In our study, we also questioned post-mastectomy alterations in sexual life. We observed postoperative changes in sexual life less frequently in the BCS group as compared to the MRM group, without any statistically significant intergroup differences. Waldmann et al. (16) also noted that sexual life of the mastectomy group was more unfavorably affected than the BCS group. Zanapalıoğlu et al.(18) demonstrated that invasive surgical treatment modalities had a profound impact on psychosexual life of Turkish women. Burwell et al. (25) attributed post-mastectomy sexual problems to the deterioration of body image, and decrease sexual desire. Whelan et al. (23) stated that sexual life parameters of patients who had or had not received radiotherapy were similar after 2 years of follow-up period. However, Arora et al. (26) detected relatively lower levels of sexual satisfaction among patients on chemotherapy. Ganz et al. (20) reported higher rates of psychosexual disorders in amenorrheic patients because of chemotherapy.

Changes in sexual life did not differ between age groups. However, sexual lives of the patients with advanced stage (stage 3) disease were deteriorated more significantly. Comparable assessments were not encountered in the literature.

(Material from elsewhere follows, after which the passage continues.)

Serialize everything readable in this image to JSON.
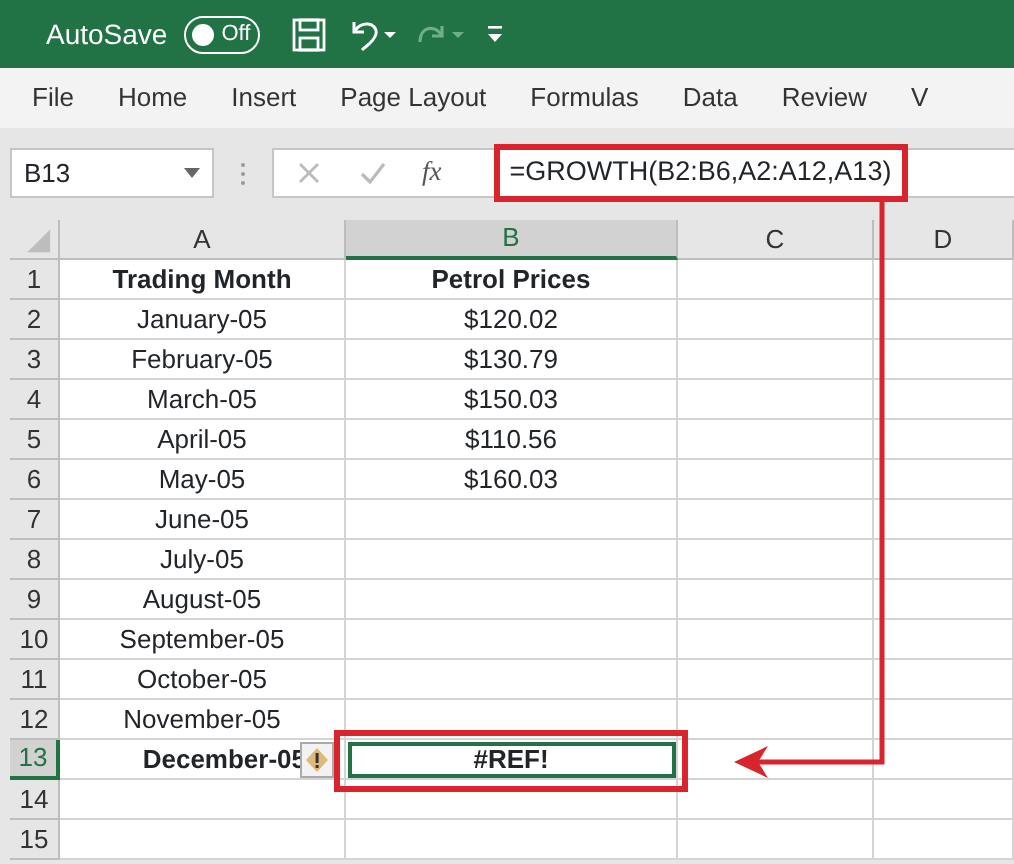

In conclusion; breast cancer is a multi-dimensional disease that induces important derangements in the physical, psychological, and social aspects of the individual’s life, and it is one of the most traumatic events that might be experienced by a woman during her life-time. The physicians should inform their patients in detail about treatment alternatives, and they should reach a mutual consensus. The physicians should also include partners of the patients in every kind of training, and counseling sessions. Every supportive and assistive approach aiming at higher quality of life of the patients will resolve future concerns, and result in favorable physical, psychological, and social outcomes.

Footnotes

This study was presented at the 4 th Conference on Medical Oncology. 21–25 March 2012, Antalya, Turkey.

Ethics Committee Approval: Ethics committee approval was received for this study from the ethics committee of Mersin University Faculty of Medicine.

Informed Consent: Written informed consent was obtained from patients who participated in this study.

Peer-review: Externally peer-reviewed.

Author Contributions: All authors contributed equally during the preparation of this manuscript.

Financial Disclosure: The authors declared that this study has received no financial support.

Conflict of Interest: No conflict of interest was declared by the authors.